07-Nov-2010 - HVAC incident post-mortem

Announcements concerning Networking & Related News, Planned Outages, Anything which may affect your services.

Moderator: Admins

Post Reply
porcupine
Site Admin
Posts: 704
Joined: Wed Jun 12, 2002 5:57 pm
Location: Toronto, Ontario
Contact:

07-Nov-2010 - HVAC incident post-mortem

Post by porcupine »

Hello Everybody,

As many of you are aware, on 07-Nov-2010, Priority Colo’s 818 suite experienced issues with our HVAC systems, which resulted in the suite reaching unacceptably high temperatures, impacting customer services, causing equipment to thermal throttle, some customer equipment to thermal shutdown, etc.

Summary:
At approximately 11:30am EST, 3/3 HVAC units in the 818 suite stopped delivering cold air to the suite. With nothing removing the excess heat, temperatures in suite rapidly climbed to unacceptable levels. Temperatures stayed at very high levels for ~2.5 hours. Temperatures returned to typical (very cold) levels ~1 hour later.

Short/Current Diagnosis:
- HVAC #3 is believed to have a faulty control/actuator on the chilled water valve. This is being actively investigated, and will be replaced as necessary.
- HVAC #1 and #2 firestop breakers were tripped due to high return air temperature. Default firestop setting is 100 Deg. Fahrenheit (37.8 Deg. Celsius). Tripped firestops prevented units from restarting, misleading error text in system log/unit’s control panels disrupted emergency troubleshooting.
- HVAC #1 and #2 are having their actuators physically inspected, Wintech Air Systems, Liebert Canada, and the building management are all running diagnostics on all related systems in an attempt to isolate the initial cause of the elevated temperatures. The issue was specific to the 818 suite notably.

Future Changes:
- PC will be implementing a user-subscription facility mail list. Current mailings (such as this) go to all customer contacts of a specific type (IE General/Tech), and have often generated more harm than good when sending out reports of incidents in progress (influx of additional inquiries, panicked customer responses, demand for unavailable levels of detail, etc.).
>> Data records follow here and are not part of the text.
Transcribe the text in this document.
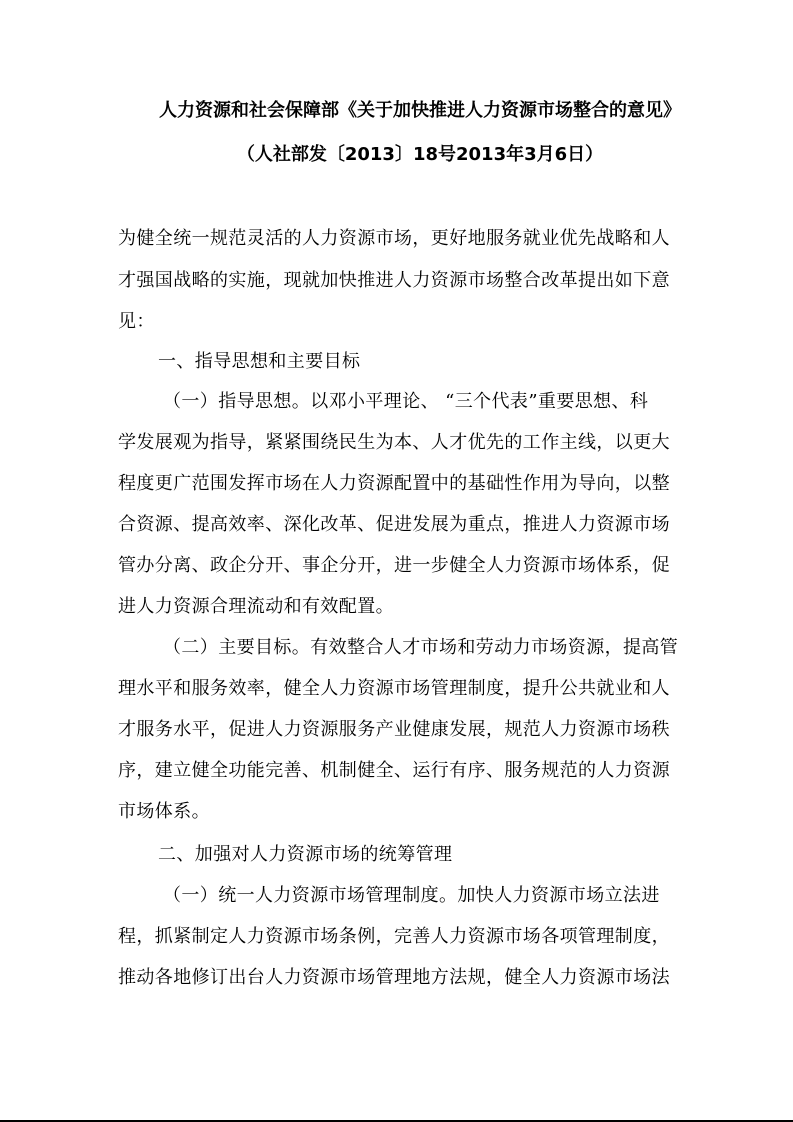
人力资源和社会保障部《关于加快推进人力资源市场整合的意见》
（人社部发〔2013〕18号2013年3月6日）
为健全统一规范灵活的人力资源市场，更好地服务就业优先战略和人
才强国战略的实施，现就加快推进人力资源市场整合改革提出如下意
见：
一、指导思想和主要目标
（一）指导思想。以邓小平理论、 “三个代表”重要思想、科
学发展观为指导，紧紧围绕民生为本、人才优先的工作主线，以更大
程度更广范围发挥市场在人力资源配置中的基础性作用为导向，以整
合资源、提高效率、深化改革、促进发展为重点，推进人力资源市场
管办分离、政企分开、事企分开，进一步健全人力资源市场体系，促
进人力资源合理流动和有效配置。
（二）主要目标。有效整合人才市场和劳动力市场资源，提高管
理水平和服务效率，健全人力资源市场管理制度，提升公共就业和人
才服务水平，促进人力资源服务产业健康发展，规范人力资源市场秩
序，建立健全功能完善、机制健全、运行有序、服务规范的人力资源
市场体系。
二、加强对人力资源市场的统筹管理
（一）统一人力资源市场管理制度。加快人力资源市场立法进
程，抓紧制定人力资源市场条例，完善人力资源市场各项管理制度，
推动各地修订出台人力资源市场管理地方法规，健全人力资源市场法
We believe an optional - customer subscribed facility related mailing list will alleviate support load during any future incidents, hopefully allowing more rapid issue resolution, and help distribute information more efficiently to ensure customers are kept in the loop, and react suitably in such scenario’s.

Prevention:
- Of the three HVAC’s, The 818 suite needs a minimum of 1 working unit to operate within overall tolerable levels, and requires 2/3 units to maintain optimal temperature, and airflow numbers. PC has obtained permission to permanently disconnect the actuators on one of the units, effectively ensuring that it will receive a consistent supply of chilled water (maximum cooling for one unit), despite any issues with the unit controls, with the possibility of doing this on a second unit if deemed appropriate.
- HVAC #1 and HVAC #2 will have their “firestop” mechanisms permanently disabled. These mechanisms are not required by local fire code, nor are they necessary given our fire suppression configuration. HVAC #3 does not have a “firestop” mechanism.
- Additional, high amperage electrical outlets will be added near the suites main doors, to facilitate more rapid deployment of emergency cooling measures.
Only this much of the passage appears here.